Temporada de caça ao dicionário, por Luiz Costa Pereira Júnior, revista Língua Portuguesa
Ministério Público Federal processa o Houaiss por preconceito contra os ciganos e abre a discussão sobre até que ponto um dicionário deveria ser politicamente correto
O cigano é um povo intrigante. Habita o imaginário como o tipo desgarrado e sensual, fora da lógica gregária do Ocidente e à margem de compromissos que não os de seu círculo.
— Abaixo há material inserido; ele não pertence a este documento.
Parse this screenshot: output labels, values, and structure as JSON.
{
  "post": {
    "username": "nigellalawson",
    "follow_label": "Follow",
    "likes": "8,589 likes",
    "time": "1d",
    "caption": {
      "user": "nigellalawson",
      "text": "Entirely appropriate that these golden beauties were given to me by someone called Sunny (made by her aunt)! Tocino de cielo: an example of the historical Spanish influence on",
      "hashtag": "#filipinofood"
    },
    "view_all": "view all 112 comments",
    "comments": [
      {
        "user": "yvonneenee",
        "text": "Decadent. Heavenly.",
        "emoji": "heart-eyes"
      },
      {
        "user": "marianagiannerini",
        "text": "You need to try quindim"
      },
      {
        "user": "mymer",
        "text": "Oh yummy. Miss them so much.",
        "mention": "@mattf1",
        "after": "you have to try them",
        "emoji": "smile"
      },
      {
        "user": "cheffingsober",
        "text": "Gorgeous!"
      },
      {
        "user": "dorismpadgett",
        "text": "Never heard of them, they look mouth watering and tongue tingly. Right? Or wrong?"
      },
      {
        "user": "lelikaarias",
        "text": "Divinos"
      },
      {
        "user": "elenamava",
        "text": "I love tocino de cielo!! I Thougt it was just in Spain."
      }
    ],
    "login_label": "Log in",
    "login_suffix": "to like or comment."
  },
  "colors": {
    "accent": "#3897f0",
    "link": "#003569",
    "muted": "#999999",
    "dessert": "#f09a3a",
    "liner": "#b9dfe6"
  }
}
Segundo o Houaiss, seus hábitos itinerantes remontam a antepassados que foram do norte da Índia para o oeste, primeiro até a Pérsia, ao atual Egito, de onde se espalharam pelo mundo.
Cultura desconhecida e malfalada, foi muito caçada - fazia, por exemplo, companhia a socialistas, gays e judeus nos campos de concentração nazistas. No Brasil, forma minoria populosa, de 800 mil pessoas. É cena corriqueira a de ciganos caracterizados, lendo a sorte ou vivendo de expedientes nas calçadas e orlas do país. Talvez por isso, sua imagem continua tão errante quanto suspeita - e é improvável que alguém seja indiferente à reputação ambígua dos ciganos, de um lado digna e aventureira, de outro rebelde e matreira.
Dicionários registram muitos sinônimos para "cigano". Dois deles estão sendo, literalmente, caçados pela Justiça.
Inquérito
O Ministério Público Federal em Uberlândia (MG) ajuizou ação contra o Instituto Antônio Houaiss e a editora Objetiva, para que os dicionários da linha Houaiss sejam tirados de circulação até que corrijam suas edições. O verbete "cigano" conteria preconceito e a editora teria se recusado a suprimi-lo.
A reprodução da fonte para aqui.